What kind of design should I make for Proxmox?

adarguner · Apr 13, 2025

Dear Friends,

I am planning to do a project. I want to use Proxmox as a virtualization technology. I want to design HCI. I will make an HCI design with Ceph with 3 servers. I will make this design for a medium-sized company. For example;

This is a factory.
40 virtual machines are running.
There are 500 clients
ERP software (Oracle or SAP) is running.
There is no big budget.

Should I choose Intel or AMD server microprocessor as CPU, which one do you recommend? Which one is more efficient and less problematic in Proxmox?

Are SAS (10K) disks sufficient or should I choose NVME disk as HCI?

If one of the 3 servers breaks down and the capacity is sufficient (2 servers can meet the capacity of the 3rd server), will Ceph cause problems?

Is 25G port required between these 3 servers or is 10G port sufficient?
(maybe 5Gbps traffic will occur)

Thank you for your help.

Regards

leesteken · Apr 13, 2025

adarguner said:
If one of the 3 servers breaks down and the capacity is sufficient (2 servers can meet the capacity of the 3rd server), will Ceph cause problems?

Probably yes: https://forum.proxmox.com/threads/fabu-can-i-use-ceph-in-a-_very_-small-cluster.159671/

FrankList80 · Apr 13, 2025

Please be aware of one point: sadly Proxmox is NOT A SAP supported Hypervisor. Here are the supported ones. I hope someone could put enough pressure on SAP to change this. If you meant the two vendors just as an ERP-example this might differ of course.

adarguner · Apr 13, 2025

FrankList80 said:
Please be aware of one point: sadly Proxmox is NOT A SAP supported Hypervisor. Here are the supported ones. I hope someone could put enough pressure on SAP to change this. If you meant the two vendors just as an ERP-example this might differ of course.

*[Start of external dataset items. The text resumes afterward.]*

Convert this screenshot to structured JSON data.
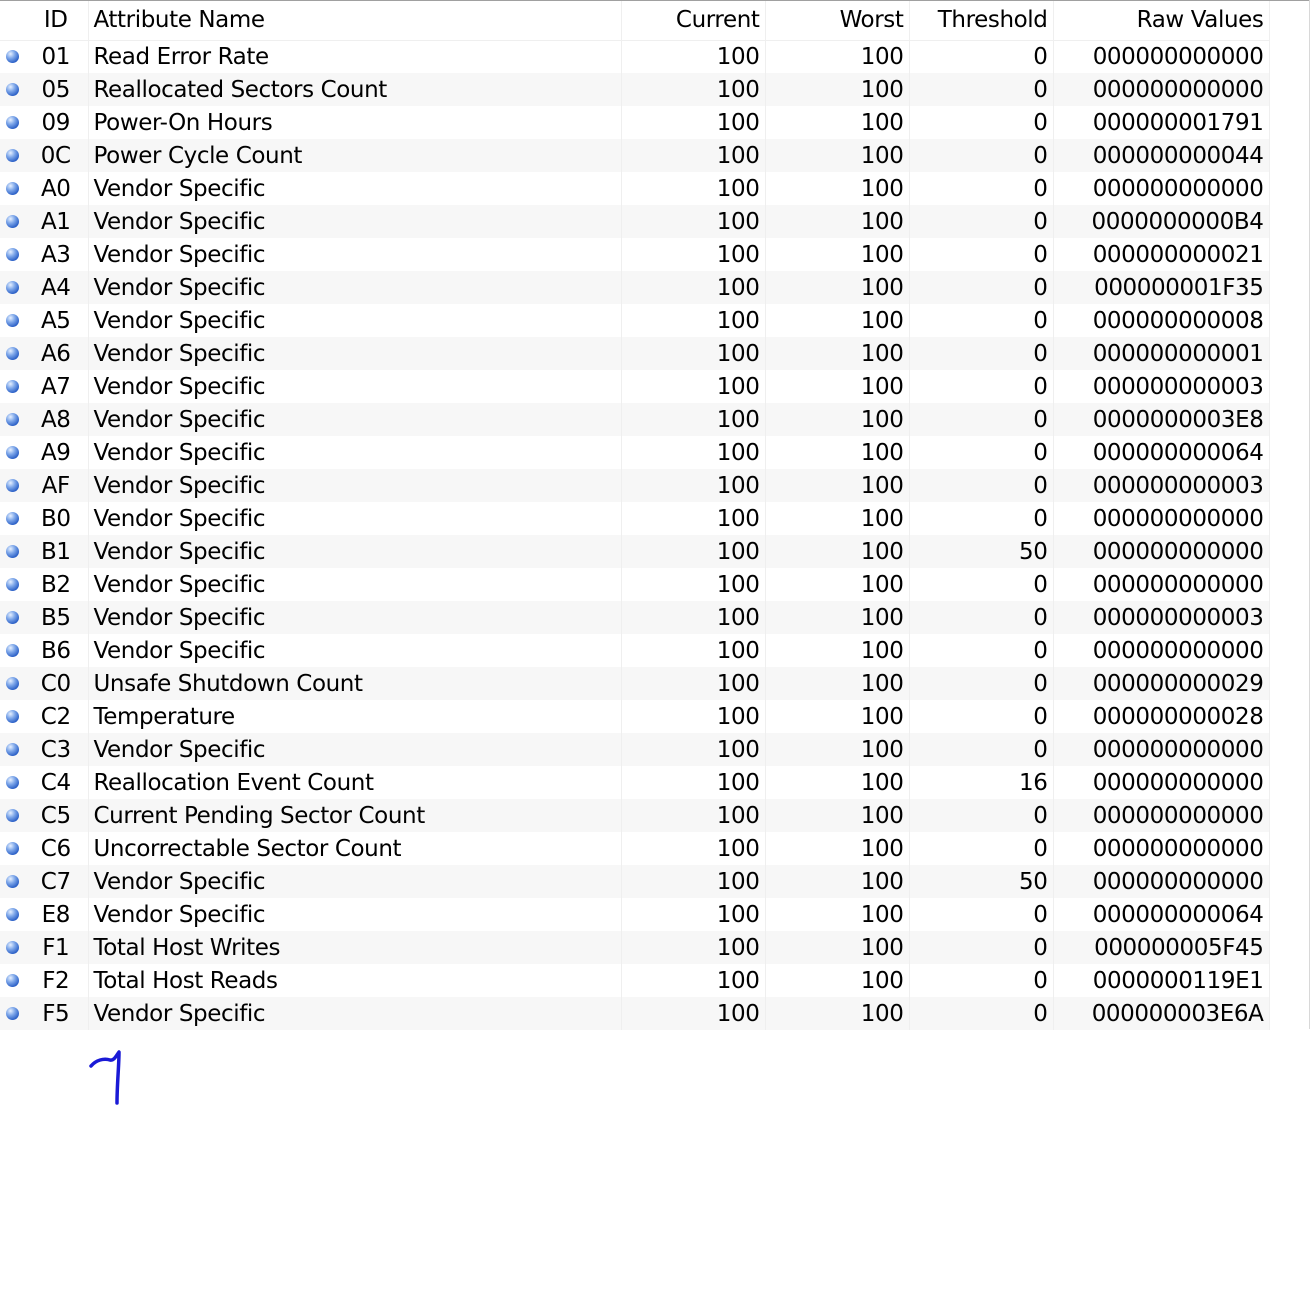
{
  "table": {
    "columns": {
      "id": "ID",
      "name": "Attribute Name",
      "current": "Current",
      "worst": "Worst",
      "threshold": "Threshold",
      "raw": "Raw Values"
    },
    "rows": [
      {
        "id": "01",
        "name": "Read Error Rate",
        "current": "100",
        "worst": "100",
        "threshold": "0",
        "raw": "000000000000"
      },
      {
        "id": "05",
        "name": "Reallocated Sectors Count",
        "current": "100",
        "worst": "100",
        "threshold": "0",
        "raw": "000000000000"
      },
      {
        "id": "09",
        "name": "Power-On Hours",
        "current": "100",
        "worst": "100",
        "threshold": "0",
        "raw": "000000001791"
      },
      {
        "id": "0C",
        "name": "Power Cycle Count",
        "current": "100",
        "worst": "100",
        "threshold": "0",
        "raw": "000000000044"
      },
      {
        "id": "A0",
        "name": "Vendor Specific",
        "current": "100",
        "worst": "100",
        "threshold": "0",
        "raw": "000000000000"
      },
      {
        "id": "A1",
        "name": "Vendor Specific",
        "current": "100",
        "worst": "100",
        "threshold": "0",
        "raw": "0000000000B4"
      },
      {
        "id": "A3",
        "name": "Vendor Specific",
        "current": "100",
        "worst": "100",
        "threshold": "0",
        "raw": "000000000021"
      },
      {
        "id": "A4",
        "name": "Vendor Specific",
        "current": "100",
        "worst": "100",
        "threshold": "0",
        "raw": "000000001F35"
      },
      {
        "id": "A5",
        "name": "Vendor Specific",
        "current": "100",
        "worst": "100",
        "threshold": "0",
        "raw": "000000000008"
      },
      {
        "id": "A6",
        "name": "Vendor Specific",
        "current": "100",
        "worst": "100",
        "threshold": "0",
        "raw": "000000000001"
      },
      {
        "id": "A7",
        "name": "Vendor Specific",
        "current": "100",
        "worst": "100",
        "threshold": "0",
        "raw": "000000000003"
      },
      {
        "id": "A8",
        "name": "Vendor Specific",
        "current": "100",
        "worst": "100",
        "threshold": "0",
        "raw": "0000000003E8"
      },
      {
        "id": "A9",
        "name": "Vendor Specific",
        "current": "100",
        "worst": "100",
        "threshold": "0",
        "raw": "000000000064"
      },
      {
        "id": "AF",
        "name": "Vendor Specific",
        "current": "100",
        "worst": "100",
        "threshold": "0",
        "raw": "000000000003"
      },
      {
        "id": "B0",
        "name": "Vendor Specific",
        "current": "100",
        "worst": "100",
        "threshold": "0",
        "raw": "000000000000"
      },
      {
        "id": "B1",
        "name": "Vendor Specific",
        "current": "100",
        "worst": "100",
        "threshold": "50",
        "raw": "000000000000"
      },
      {
        "id": "B2",
        "name": "Vendor Specific",
        "current": "100",
        "worst": "100",
        "threshold": "0",
        "raw": "000000000000"
      },
      {
        "id": "B5",
        "name": "Vendor Specific",
        "current": "100",
        "worst": "100",
        "threshold": "0",
        "raw": "000000000003"
      },
      {
        "id": "B6",
        "name": "Vendor Specific",
        "current": "100",
        "worst": "100",
        "threshold": "0",
        "raw": "000000000000"
      },
      {
        "id": "C0",
        "name": "Unsafe Shutdown Count",
        "current": "100",
        "worst": "100",
        "threshold": "0",
        "raw": "000000000029"
      },
      {
        "id": "C2",
        "name": "Temperature",
        "current": "100",
        "worst": "100",
        "threshold": "0",
        "raw": "000000000028"
      },
      {
        "id": "C3",
        "name": "Vendor Specific",
        "current": "100",
        "worst": "100",
        "threshold": "0",
        "raw": "000000000000"
      },
      {
        "id": "C4",
        "name": "Reallocation Event Count",
        "current": "100",
        "worst": "100",
        "threshold": "16",
        "raw": "000000000000"
      },
      {
        "id": "C5",
        "name": "Current Pending Sector Count",
        "current": "100",
        "worst": "100",
        "threshold": "0",
        "raw": "000000000000"
      },
      {
        "id": "C6",
        "name": "Uncorrectable Sector Count",
        "current": "100",
        "worst": "100",
        "threshold": "0",
        "raw": "000000000000"
      },
      {
        "id": "C7",
        "name": "Vendor Specific",
        "current": "100",
        "worst": "100",
        "threshold": "50",
        "raw": "000000000000"
      },
      {
        "id": "E8",
        "name": "Vendor Specific",
        "current": "100",
        "worst": "100",
        "threshold": "0",
        "raw": "000000000064"
      },
      {
        "id": "F1",
        "name": "Total Host Writes",
        "current": "100",
        "worst": "100",
        "threshold": "0",
        "raw": "000000005F45"
      },
      {
        "id": "F2",
        "name": "Total Host Reads",
        "current": "100",
        "worst": "100",
        "threshold": "0",
        "raw": "0000000119E1"
      },
      {
        "id": "F5",
        "name": "Vendor Specific",
        "current": "100",
        "worst": "100",
        "threshold": "0",
        "raw": "000000003E6A"
      }
    ]
  },
  "status_icon": {
    "name": "status-dot-icon",
    "color": "#3a6fd8"
  },
  "annotation": {
    "name": "handwritten-mark-icon",
    "color": "#1a1ad6"
  }
}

Does SAP impose a limitation on proxmox? According to the link you provided, HyperV, Citrix XEN and others are not available. So does SAP not support them either?

adarguner · Apr 13, 2025

leesteken said:
Probably yes: https://forum.proxmox.com/threads/fabu-can-i-use-ceph-in-a-_very_-small-cluster.159671/

Thank you for the link you provided. However, the recommended Ceph OSD capacities cannot exceed 30% for 3 nodes. Thus, the other two server nodes carry the disk OSDs of the 3rd node.

FrankList80 · Apr 13, 2025

adarguner said:
Does SAP impose a limitation on proxmox? According to the link you provided, HyperV, Citrix XEN and others are not available. So does SAP not support them either?

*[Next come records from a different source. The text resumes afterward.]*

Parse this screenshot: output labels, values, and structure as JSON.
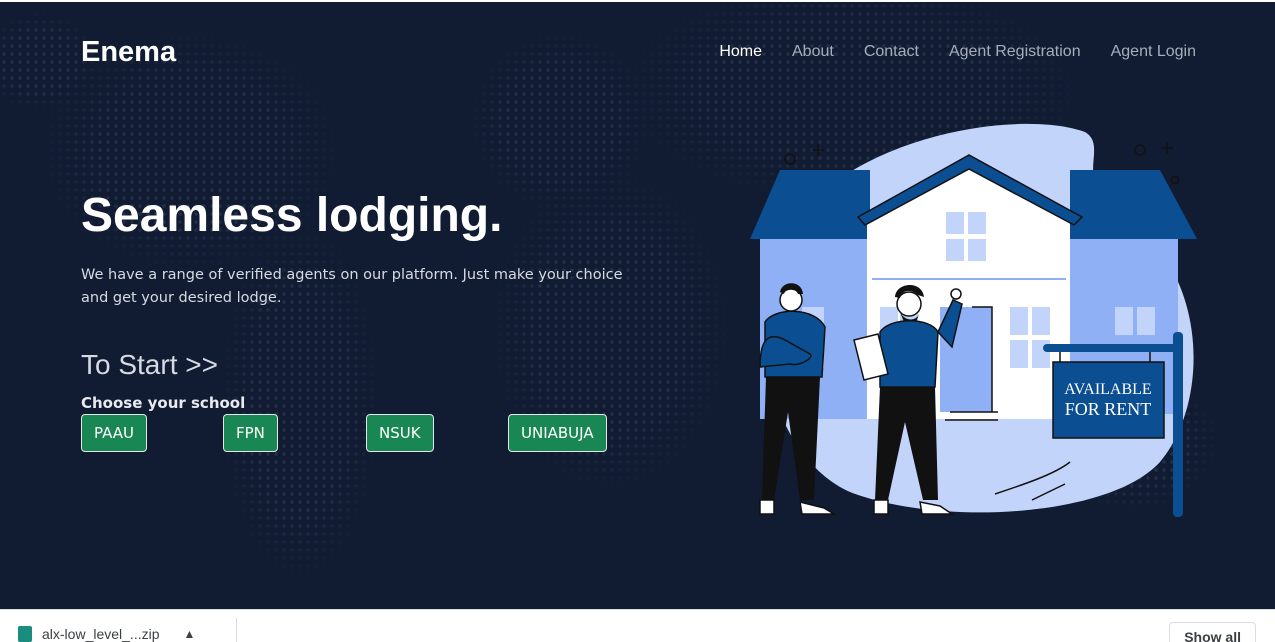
{
  "brand": "Enema",
  "nav": {
    "home": "Home",
    "about": "About",
    "contact": "Contact",
    "agent_registration": "Agent Registration",
    "agent_login": "Agent Login"
  },
  "hero": {
    "title": "Seamless lodging.",
    "subtitle": "We have a range of verified agents on our platform. Just make your choice and get your desired lodge.",
    "to_start": "To Start >>",
    "choose_label": "Choose your school"
  },
  "schools": [
    "PAAU",
    "FPN",
    "NSUK",
    "UNIABUJA"
  ],
  "illustration": {
    "sign_line1": "AVAILABLE",
    "sign_line2": "FOR RENT"
  },
  "download_bar": {
    "file_name": "alx-low_level_...zip",
    "show_all": "Show all"
  },
  "colors": {
    "background": "#111c33",
    "button": "#198754",
    "accent_blue": "#0b4f92",
    "light_blue": "#c3d4fb"
  }
}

This is correct. They do not support them. SLES with KVM is supported with defined versions. SAP itself is pushing their clients towards SAP-aaS, so not love from them towards a new KVM-Distro like e.g. Proxmox. The internet finds 1x Reference towards SAP and Proxmox - might be that its SAP ECC or the old "Business One". I do not know. You can utilize ANYTHING for DEV or TEST, but SAP will deny and Tickets and Support for Not Supported Hypervisors-Distros either on PROD, TEST OR DEV (Or INT).

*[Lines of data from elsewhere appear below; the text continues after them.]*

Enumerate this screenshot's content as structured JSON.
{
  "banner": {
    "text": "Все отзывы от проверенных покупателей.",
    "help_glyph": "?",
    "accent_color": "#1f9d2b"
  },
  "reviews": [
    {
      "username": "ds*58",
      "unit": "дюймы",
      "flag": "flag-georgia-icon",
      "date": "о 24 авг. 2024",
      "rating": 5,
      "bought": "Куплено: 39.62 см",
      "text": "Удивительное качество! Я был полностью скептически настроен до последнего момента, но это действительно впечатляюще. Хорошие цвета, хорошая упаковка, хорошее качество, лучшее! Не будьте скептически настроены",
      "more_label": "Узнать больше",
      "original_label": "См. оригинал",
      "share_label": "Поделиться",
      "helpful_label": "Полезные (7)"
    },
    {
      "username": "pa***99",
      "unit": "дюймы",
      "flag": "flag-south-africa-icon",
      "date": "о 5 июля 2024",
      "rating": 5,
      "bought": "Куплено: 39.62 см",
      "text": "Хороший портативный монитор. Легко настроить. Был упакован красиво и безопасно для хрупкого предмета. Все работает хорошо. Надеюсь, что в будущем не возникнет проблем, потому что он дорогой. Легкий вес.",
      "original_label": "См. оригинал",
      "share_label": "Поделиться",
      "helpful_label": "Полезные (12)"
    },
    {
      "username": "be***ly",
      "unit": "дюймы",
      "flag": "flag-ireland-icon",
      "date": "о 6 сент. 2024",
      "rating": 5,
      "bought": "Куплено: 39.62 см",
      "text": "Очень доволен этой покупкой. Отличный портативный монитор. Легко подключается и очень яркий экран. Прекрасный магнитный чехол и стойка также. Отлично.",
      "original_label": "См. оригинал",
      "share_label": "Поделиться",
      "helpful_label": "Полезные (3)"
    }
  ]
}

alexskysilk · Apr 13, 2025

adarguner said:
Thank you for the link you provided. However, the recommended Ceph OSD capacities cannot exceed 30% for 3 nodes. Thus, the other two server nodes carry the disk OSDs of the 3rd node.

I have no idea what is meant by this.

you need a MINIMUM of 3 osd nodes. the USABLE CAPACITY will be 1/3 of the deployed disk capacity. The reason 3 nodes can be insufficient for optimal operation is because there is no target for rebalance/self heal in case of a node failure, so you really want AT LEAST 4 nodes. There is also the matter of performance- 3 nodes means that all IO hits the same nodes limiting the subsystem's capacity to respond to requests. More nodes=more performance.

On that note, make sure to match your network design to account for the needs of your cluster, ceph private traffic, ceph public traffic, and your vm traffic.

FrankList80 said:
Please be aware of one point: sadly Proxmox is NOT A SAP supported Hypervisor

I dont know if this matters meaningfully, since RHEV , SLES, and Huawei's hypervisors are official supported (all KVM.) As long as you're not opening a ticket for pve specific issue I dont think it'll invalidate your maintenance contract- but SAP being SAP I'd be careful not to even mention it

adarguner · Apr 13, 2025

alexskysilk said:
I have no idea what is meant by this.

you need a MINIMUM of 3 osd nodes. the USABLE CAPACITY will be 1/3 of the deployed disk capacity. The reason 3 nodes can be insufficient for optimal operation is because there is no target for rebalance/self heal in case of a node failure, so you really want AT LEAST 4 nodes. There is also the matter of performance- 3 nodes means that all IO hits the same nodes limiting the subsystem's capacity to respond to requests. More nodes=more performance.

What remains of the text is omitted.